Depuis fin mars, les «purges» visant les suprémacistes se sont intensifiées et comprennent désormais également les nationalistes et les séparatistes blancs. Sur son site, Facebook explique sa nouvelle offensive dans un message publié le 27 mars. Dans les faits, le réseau a décidé d’étendre sa définition du suprémacisme blanc aux nationalistes et séparatistes, qui jusqu’ici passaient entre les gouttes. La société le reconnaît dans son post: «Nous n’avons pas appliqué la même logique aux expressions du nationalisme blanc et du séparatisme blanc parce que nous pensions à des concepts plus larges – comme le patriotisme américain et le séparatisme basque, qui peuvent composer une partie importante de l’identité des gens.»

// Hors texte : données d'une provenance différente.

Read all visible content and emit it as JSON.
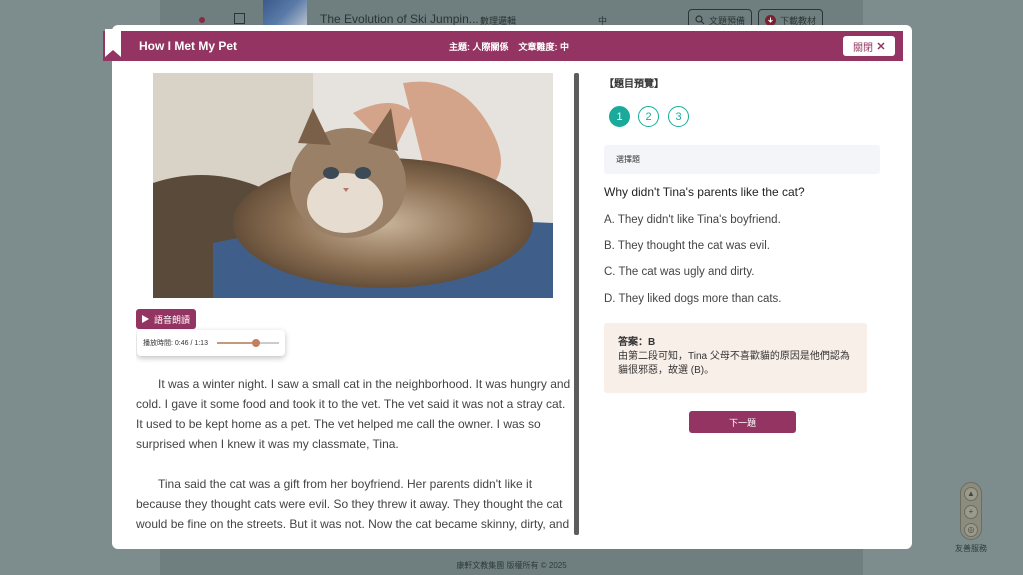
{
  "background": {
    "row_title": "The Evolution of Ski Jumpin...",
    "row_category": "數理邏輯",
    "row_level": "中",
    "btn_question": "文題預備",
    "btn_download": "下載教材",
    "footer": "康軒文教集團 版權所有 © 2025",
    "float_label": "友善服務"
  },
  "modal": {
    "title": "How I Met My Pet",
    "topic": "主題: 人際關係",
    "difficulty": "文章難度: 中",
    "close_label": "關閉"
  },
  "audio": {
    "button_label": "語音朗讀",
    "time_text": "播放時間: 0:46 / 1:13",
    "progress": 0.63
  },
  "story": {
    "paragraphs": [
      "It was a winter night. I saw a small cat in the neighborhood. It was hungry and cold. I gave it some food and took it to the vet. The vet said it was not a stray cat. It used to be kept home as a pet. The vet helped me call the owner. I was so surprised when I knew it was my classmate, Tina.",
      "Tina said the cat was a gift from her boyfriend. Her parents didn't like it because they thought cats were evil. So they threw it away. They thought the cat would be fine on the streets. But it was not. Now the cat became skinny, dirty, and sick. Tina"
    ]
  },
  "quiz": {
    "preview_label": "【題目預覽】",
    "numbers": [
      "1",
      "2",
      "3"
    ],
    "active_index": 0,
    "type_label": "選擇題",
    "question": "Why didn't Tina's parents like the cat?",
    "options": [
      "A. They didn't like Tina's boyfriend.",
      "B. They thought the cat was evil.",
      "C. The cat was ugly and dirty.",
      "D. They liked dogs more than cats."
    ],
    "answer_title": "答案：B",
    "answer_explanation": "由第二段可知，Tina 父母不喜歡貓的原因是他們認為貓很邪惡，故選 (B)。",
    "next_label": "下一題"
  },
  "colors": {
    "brand": "#943463",
    "accent": "#1aaa9a"
  }
}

Désormais, la phrase «Je suis un nationaliste blanc» a théoriquement autant de chances d’être bannie que «je suis un suprémaciste blanc». Et les personnes recherchant de tels profils devraient être redirigées vers Life After Hate, une organisation qui vient en aide à ceux qui souhaitent sortir du milieu, affirme l’entreprise.

La tâche est titanesque. Les utilisateurs des réseaux savent très bien réapparaître ailleurs une fois bannis. Déjà, des critiques surgissent. Aux Etats-Unis, le réseau social est régulièrement accusé d’être trop tolérant face aux discours de haine diffusés par l’alt-right. Mais jeudi, il a décidé de lancer une nouvelle salve de censures contre des complotistes américains, en bloquant six personnes dont Louis Farrakhan, 85 ans, le leader de l’organisation Nation of Islam, et Alex Jones, 45 ans, fondateur du site Infowars, pour lequel le président Trump avait déjà affiché sa sympathie. Milo Yiannopoulos, un polémiste britannique ultra-conservateur qui a travaillé pour Breitbart News, fait également partie des personnes visées.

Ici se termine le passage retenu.